Singapore is an incredible state and I enjoy every stay there, but the principle where "the good of society [takes] precedence over individual rights" has its scary downsides: http://foreignpolicy.com/2014/07/29/the-social-laboratory/
The Singapore he created is a testament to his philosophy of pragmatism over idealism. No doubt there are serious downsides to this approach, but as a citizen of the bureaucratic and populist EU I can't help but admire what it has achieved in just a few decades.
Lee did good and bad: he successfully set up a stable productive state, but to get there economized certain liberties that seem fundamental. The problem is that Singapore remains stable and successful, becoming the role model for developing autocratic countries like China.

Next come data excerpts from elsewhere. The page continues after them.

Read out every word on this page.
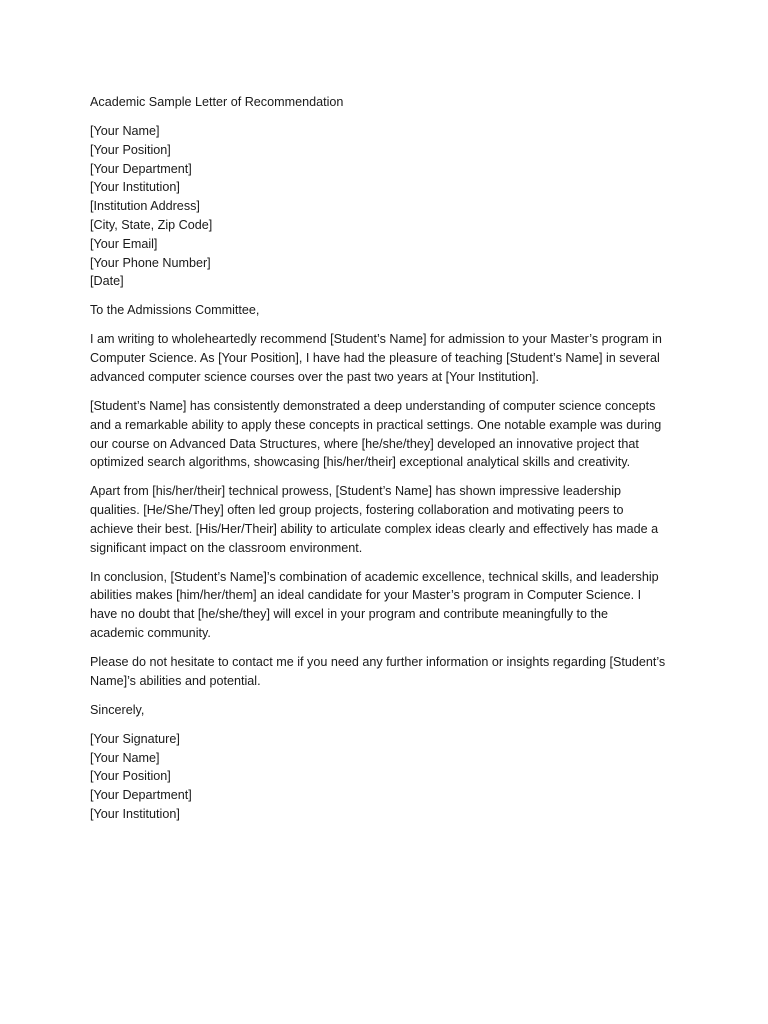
Academic Sample Letter of Recommendation
[Your Name]
[Your Position]
[Your Department]
[Your Institution]
[Institution Address]
[City, State, Zip Code]
[Your Email]
[Your Phone Number]
[Date]
To the Admissions Committee,
I am writing to wholeheartedly recommend [Student’s Name] for admission to your Master’s program in
Computer Science. As [Your Position], I have had the pleasure of teaching [Student’s Name] in several
advanced computer science courses over the past two years at [Your Institution].
[Student’s Name] has consistently demonstrated a deep understanding of computer science concepts
and a remarkable ability to apply these concepts in practical settings. One notable example was during
our course on Advanced Data Structures, where [he/she/they] developed an innovative project that
optimized search algorithms, showcasing [his/her/their] exceptional analytical skills and creativity.
Apart from [his/her/their] technical prowess, [Student’s Name] has shown impressive leadership
qualities. [He/She/They] often led group projects, fostering collaboration and motivating peers to
achieve their best. [His/Her/Their] ability to articulate complex ideas clearly and effectively has made a
significant impact on the classroom environment.
In conclusion, [Student’s Name]’s combination of academic excellence, technical skills, and leadership
abilities makes [him/her/them] an ideal candidate for your Master’s program in Computer Science. I
have no doubt that [he/she/they] will excel in your program and contribute meaningfully to the
academic community.
Please do not hesitate to contact me if you need any further information or insights regarding [Student’s
Name]’s abilities and potential.
Sincerely,
[Your Signature]
[Your Name]
[Your Position]
[Your Department]
[Your Institution]
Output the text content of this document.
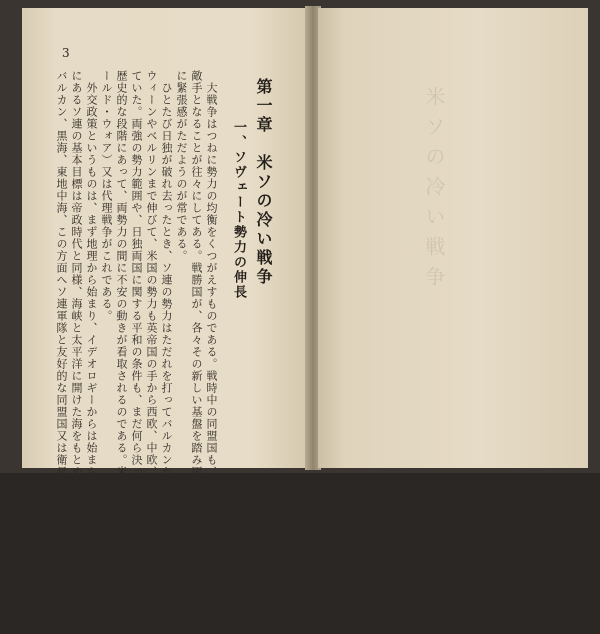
3
第一章　米ソの冷い戦争
一、ソヴェート勢力の伸長
　大戦争はつねに勢力の均衡をくつがえすものである。戦時中の同盟国も、平和時には狭い深い
敵手となることが往々にしてある。戦勝国が、各々その新しい基盤を踏み固めるまでは、その間
に緊張感がただようのが常である。
　ひとたび日独が破れ去ったとき、ソ連の勢力はただれを打ってバルカンから中部ヨーロッパの
ウィーンやベルリンまで伸びて、米国の勢力も英帝国の手から西欧、中欧、地中海、近東に及び出し
ていた。両強の勢力範囲や、日独両国に関する平和の条件も、まだ何ら決ってはいない。この
歴史的な段階にあって、両勢力の間に不安の動きが看取されるのである。米ソの冷い戦争（コ
ールド・ウォア）又は代理戦争がこれである。
　外交政策というものは、まず地理から始まり、イデオロギーからは始まらない。共産党の支配下
にあるソ連の基本目標は帝政時代と同様、海峡と太平洋に開けた海をもとめ、バルティック海から
バルカン、黒海、東地中海、この方面へソ連軍隊と友好的な同盟国又は衛星国を作ることにある。一つの	米ソの冷い戦争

Go to Singapore and see how the immigrant laborers from South Asia live, how the native Malays live, and then how the ethnic Chinese and Western expats live. It's a highly stratified society where money makes the rules.
Have you seen how the poor 'native Malays', poor 'ethnic Chinese', poor 'ethnic Indians' and 'lower class Western expats' live... side-by-side, in rather bad neighbourhoods (which would seem spectacular in most Western countries)?
Yes, i do realize there are vast differences between immigration in the UK (or the west overall) and Singapore, but find that blaming class differences and/or the mistreatment of poor immigrants to policies is to simplify the issue.
No, Singapore's approach is fundamentally different. Singapore does not tolerate "poor immigrants": instead, it imports a vast menial labor class, who are tied to their employers on fixed-length contracts that amount to somewhere between indentured servitude and slavery.